Далее Ясинский называет убийц Ющинского сатанаилами — словом, придуманным Карповым для обозначения самых лютых сектантов, поклонников Тьмяного: «Так вот, возвращаясь к киевскому убийству, к Костомарову, к Хвольсону, к ритуальной и уголовной чертовщине, и все больше и больше убеждаясь в полной неприкосновенности Бейлиса и кого бы то ни было из евреев к преступлению, совершенному над злополучным Андрюшей Ющинским, мучительно спрашиваешь себя: Что же это за сатанаилы, которые так страшно замучили ребенка, и почему в стороне?»

На эту заметку реагирует Владимир Бонч-Бруевич, друг Ленина и исследователь русского сектантства. Он с ходу называет «Пламень» «косноязычным бульварным романом», где крестьяне-сатанаилы «сначала вертятся и крутятся вокруг жертвенника, а потом зарезывают “отрока” для своей надобности, очевидно, для того, чтобы закусить, что ли, как бараниной, вечерком, после того, как напляшутся или упьются теплой человеческой кровью!»37 По словам Бонч-Бруевича, который совсем скоро от имени Наркомзема будет зазывать сектантов в советскую Россию: «Графоманы всегда были и будут, и каждая психиатрическая больница имеет громадные архивы подобной пименовской литературы». В свою очередь, Ясинский отвечает на этот выпад в заметке «Власть тьмы и жаба»38 от 29 октября 1913 года. Позже Ясинский одобрительно вспоминал, что Карпов собрал в «Пламени» образы «символического каннибализма, религиозного изуверства, черносотенного исступления»39. Собственно, именно Ясинский сделал из Карпова главное литературное событие 1913 года. Ясинский же подыграл желанию Карпова сойти за сектанта с крестьянского корабля: «И может быть, Пимен Карпов тут не посетует на меня, если я кстати скажу, что не так еще давно автор “Пламени” был деятельным сектантом-“пламенником”, искавшим света и в религии, и в революции…»40

Сам же Карпов не находил себе места. В письме к Леониду Андрееву он с отчаянием заявил: «Меня рецензенты называют людоедом, пакостником, ритуалистом. Согласитесь, что это хуже физического убийства. Это убийство духовное»41.

Наряду с «Пламенем» Карпова в те октябрьские дни 1913 газеты расхваливали книгу профессора Германа Штрака «Кровь в верованиях и суевериях человечества». Известнейший разоблачитель кровавого навета, протестантский богослов Герман Штрак даже в весьма просвещенном 1900 году допускал наличие ритуального каннибализма у некоторых русских хлыстов, которые «употребляют мясо и кровь новорожденного, а именно первого мальчика, рожденного избранной в “Богородицу” “святой девой” после экстатически-непристойного празднества, следующего за ее избранием»42. Штрак бесхитростно повторяет ряд ангажированных синодальных свидетельств, патетически восклицая о том, ответственна ли христианская религия за подобные мерзости: «Если от такой “Богородицы” родится девочка, то она в свою очередь предназначается в “непорочные девы”, но если родится мальчик, “Христосик”, то в восьмой день после рождения он приносился в жертву.
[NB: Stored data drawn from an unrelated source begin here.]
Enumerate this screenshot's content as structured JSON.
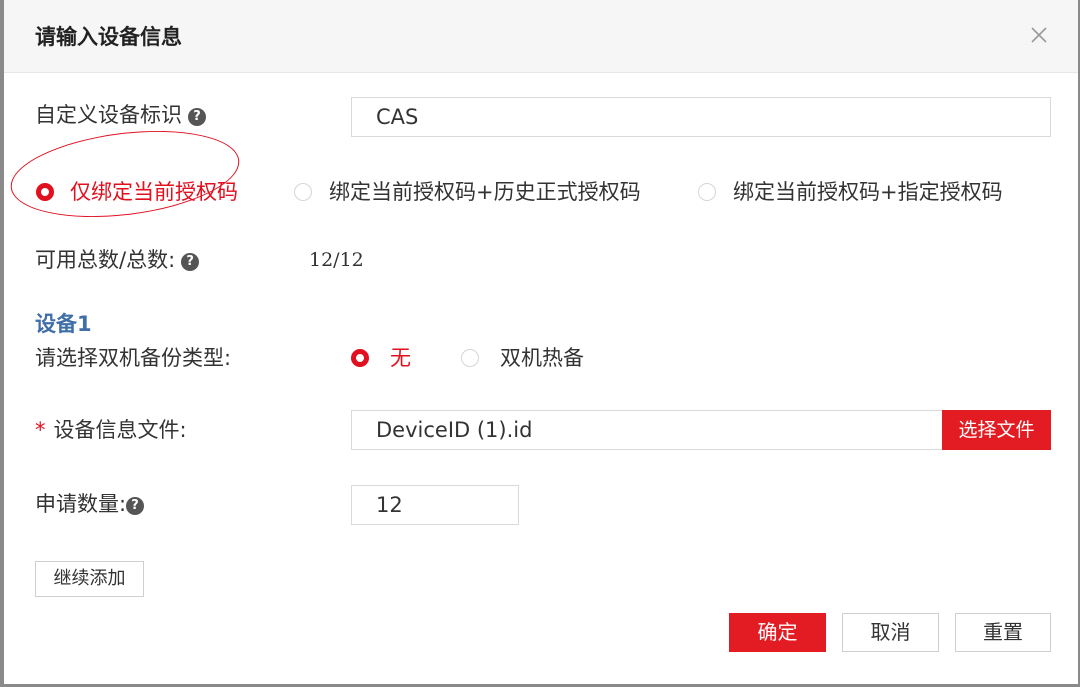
{
  "dialog": {
    "title": "请输入设备信息",
    "close_icon": "close-icon"
  },
  "custom_id": {
    "label": "自定义设备标识",
    "value": "CAS"
  },
  "bind_options": [
    {
      "label": "仅绑定当前授权码",
      "selected": true
    },
    {
      "label": "绑定当前授权码+历史正式授权码",
      "selected": false
    },
    {
      "label": "绑定当前授权码+指定授权码",
      "selected": false
    }
  ],
  "availability": {
    "label": "可用总数/总数:",
    "value": "12/12"
  },
  "device": {
    "section_title": "设备1",
    "backup_label": "请选择双机备份类型:",
    "backup_options": [
      {
        "label": "无",
        "selected": true
      },
      {
        "label": "双机热备",
        "selected": false
      }
    ],
    "required_mark": "*",
    "file_label": "设备信息文件:",
    "file_value": "DeviceID (1).id",
    "choose_file_label": "选择文件",
    "quantity_label": "申请数量:",
    "quantity_value": "12"
  },
  "actions": {
    "add_more": "继续添加",
    "confirm": "确定",
    "cancel": "取消",
    "reset": "重置"
  },
  "colors": {
    "accent_red": "#e31b23",
    "section_blue": "#3f6ea8"
  }
}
Из сердца и крови, смешанных с мукой и медом, приготов­лялся хлеб для причастия, и это называлось “причаститься кровью агнца”. Другие, как утверждают, причащались теплой еще кровью своего Христосика»43.

Иногда реклама книги профессора Штрака «Кровь в верованиях и суевериях человечества» стояла вплотную с рекламой «Пламени» Карпова. Книга, развенчивающая миф о кровавом навете, соседствовала с книгой, где есть сцена ритуального убийства невинного отрока!44 А над ними возвышалась реклама «Несравненной рябиновки» товарищества Н. Л. Шустова, вписанной в те же самые солнечные лучи, что и упомянутая обложка «Пламени». Полное православие.

Всего через месяц после выхода тираж «Пламени» был конфискован. По словам Карпова, разойтись успело около восьмисот экземпляров45, но «черносотенцы, какой-то Орлов, Андреев и Клюев подали заявление в цензуру и теперь книга арестована, у меня произведен полицией обыск и предъявлено обвинение»46. Уже 18 ноября 1914 года в Петроградском окружном суде Пимен Карпов давал отчет по второму пункту 73-й статьи и по 1001-й статье Уголовного уложения (богохульство и порнография соответственно). За порнографию Карпову грозило либо взыскание не свыше пятисот рублей, либо арест от недели до трех месяцев47, а богохульство каралось высылкой на поселение48. Первоначально же Карпову хотели вменить более жесткую 129-ю статью (преступная пропаганда). Обвинение в богохульстве по закону рассматривалось судом православных присяжных. Такой прямо русский Уайльд: написал ты книгу, как голые духини бегают по лугам, а в скитах царит свальный грех, и вот на тебя с непониманием смотрят двенадцать благочестивых православных присяжных… «После того, как обвиняемый дал пространные объяснения, подробно рассказав всю свою жизнь и коснувшись своих исканий», председательствующий судья отправил дело на доследование «для определения состояния умственных способностей обвиняемого»49. В автобиографии 1946 года Карпов туманно описал конец разбирательства: «Я слег в больнице, в с. Архангельском. 1914 год. Началась первая мировая война, всеобщая неразбериха, меня потащили в суд, по болезни дело отложили. Великая раскачка кончилась великой революцией, которая покончила с моим делом. Оно сгорело в Окружном суде»50.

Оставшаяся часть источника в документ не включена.